12 Tools For Gauging The Health Of Your Church

4 min readAug 3, 2020

With an increased online presence, many Churches now have access to millions of followers all over the world.

The situation has also created the opportunity for followers to pick and choose the Church to attend in cyberspace easily. For a long time, several Churches analyzed the state of the Church using attendance and active membership. Years back, I would observe out of curiosity, ushers walking down aisles with manual counters, recording attendance in every service.

These figures, more often than not, were utilized in the analysis of the flow of tithes and offerings. Oftentimes, it was considered a good measure of the health of the Church. With the global lockdown, there has been a shift and ‘weaknesses’ that were otherwise covered have been exposed. Church leaders, as a result, are having sleepless nights fashioning ways to retain or increase membership in a COVID-19 era.

With all that is going on, how do you measure the health of the Church?
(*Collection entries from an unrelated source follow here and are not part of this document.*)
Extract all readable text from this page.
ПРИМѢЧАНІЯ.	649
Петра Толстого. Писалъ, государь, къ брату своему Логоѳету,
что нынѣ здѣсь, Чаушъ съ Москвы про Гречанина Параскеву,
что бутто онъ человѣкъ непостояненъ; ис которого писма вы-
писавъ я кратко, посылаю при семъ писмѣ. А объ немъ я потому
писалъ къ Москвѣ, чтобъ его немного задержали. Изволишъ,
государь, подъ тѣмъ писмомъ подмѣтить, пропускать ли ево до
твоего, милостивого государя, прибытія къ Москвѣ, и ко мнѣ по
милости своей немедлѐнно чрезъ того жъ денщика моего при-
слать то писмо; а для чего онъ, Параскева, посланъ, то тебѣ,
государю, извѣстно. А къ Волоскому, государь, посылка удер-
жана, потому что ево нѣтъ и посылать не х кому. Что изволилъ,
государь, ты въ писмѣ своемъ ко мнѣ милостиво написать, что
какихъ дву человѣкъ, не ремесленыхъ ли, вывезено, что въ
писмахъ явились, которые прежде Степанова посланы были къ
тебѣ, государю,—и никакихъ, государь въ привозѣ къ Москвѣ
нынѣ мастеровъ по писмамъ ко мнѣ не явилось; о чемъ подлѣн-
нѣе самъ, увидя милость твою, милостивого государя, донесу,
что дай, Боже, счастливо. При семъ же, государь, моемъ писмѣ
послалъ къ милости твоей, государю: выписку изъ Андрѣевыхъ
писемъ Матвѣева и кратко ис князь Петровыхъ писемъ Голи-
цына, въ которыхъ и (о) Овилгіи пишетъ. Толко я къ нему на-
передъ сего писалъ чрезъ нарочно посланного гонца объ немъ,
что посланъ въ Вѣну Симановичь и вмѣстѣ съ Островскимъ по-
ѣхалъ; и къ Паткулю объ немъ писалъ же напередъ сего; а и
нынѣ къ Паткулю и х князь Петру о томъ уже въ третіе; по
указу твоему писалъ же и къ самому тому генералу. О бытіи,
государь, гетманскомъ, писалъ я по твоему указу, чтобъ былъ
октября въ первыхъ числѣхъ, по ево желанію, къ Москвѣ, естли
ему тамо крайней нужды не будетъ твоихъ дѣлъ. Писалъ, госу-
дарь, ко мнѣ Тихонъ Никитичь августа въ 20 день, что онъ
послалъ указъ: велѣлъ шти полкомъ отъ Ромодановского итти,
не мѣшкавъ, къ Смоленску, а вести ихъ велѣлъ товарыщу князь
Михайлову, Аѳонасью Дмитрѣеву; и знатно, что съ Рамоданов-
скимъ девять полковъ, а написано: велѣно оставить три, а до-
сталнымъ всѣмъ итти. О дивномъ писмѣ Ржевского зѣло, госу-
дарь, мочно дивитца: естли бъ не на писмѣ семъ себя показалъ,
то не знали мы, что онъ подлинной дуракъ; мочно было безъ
  • An excellent place to start will be to revisit the mission, vision, and objectives of the Church and how this baseline aligns with the findings of the tools outlined below. It will also be useful to take into cognizance that as the body of Christ, measurements should encompass qualitative and quantitative indicators since the primary purpose of the Church is to reach out to people and win souls.
  • Church Attendance: How is the attendance of programs shaping out during the pandemic considering the fact that most programs are online? What tools are you using to capture existing members vis-a-vis unique guests/visitors?
  • Level of generosity. The extent of giving financially is one of the more traditional ways of measuring Church health. Churches need funds for operations. Like most entities, they have budgets that enable them to carry out annual plans. What is received in terms of generosity speaks to the satisfaction of members as it relates what is being offered by the Church.
  • Carry out surveys from time to time: It is often advised that studies be carried out in at least 3–6 months intervals to ascertain opinions from the stakeholders, members, and non-members. What do outsiders or new members think of the way the Church is carrying on? Extend the survey to the immediate community. What is the impact of the Church on society? Is it viewed favorably? The Church is meant to add value to its host community.
  • New visitors count: What’s the average number of visitors to each program? Are they captured in the database and followed up? How many within traveling distance return? A good percentage of visitors retained is a clear sign that the Church is functioning as it should.
  • Attendance of prayer meetings or prayer related programs. Prayer is the most important activity required of Christians. We are to pray without ceasing. What number of members attend prayer meetings as a percentage of the total adult Church population? This number is usually a good measure of spiritual growth.
  • The number of converts who give their lives to Christ. The numbers who give their lives to Christ over time is essential. Equally important is the number who go through discipleship, as this is the basis for the calling.
  • The ratio of volunteers in relation to the number of Church members: Just as it is vital to have enough health providers per population density, it is also essential to heave enough volunteers to help steer the Church towards its mission. It’s good to consider the 20/80 percent principle in which it is expected that 20% will carry 80% of the workload as a guide.
  • The relevance of small groups: Several Churches have small groups that meet regularly outside the Church. They are set up for easier member management and a more effective way to feel the pulse of individual members, since the senior leadership, especially in large Churches, are unable to be personal enough. What is the attendance of those meetings like and what issues do individuals face? Do members look forward to attending the gatherings?
  • Overall leadership and administration. How many people are going into leadership positions and are experiencing personal growth? Christians are meant to grow spiritually through the learning and application of the Word. Are members moving up the rank into areas of responsibility? How do these numbers measure from time to time? This is a good indicator of how healthy the Church is.
  • Children and young adults: What percentage of children and young adults grow to continue in the Church? Are they leaving when they attain independence or are they staying on pending when they make other life choices
  • Reports on findings: Reports help make informed decisions. What tools are used to carry out these surveys and analyze the data generated? There are several options out there. ChurchPad has powerful tools for analysis that enables you to export reports in multiple formats like pdf, csv, etc.

In designing questionnaires for these tools of measurement, the Church’s outlook, location, size, and congregational makeup, among other unique characteristics, have to be taken into consideration.

The ultimate goal is to have a dispassionate view of the health of the Church so that appropriate steps and informed decisions can be made to strengthen it.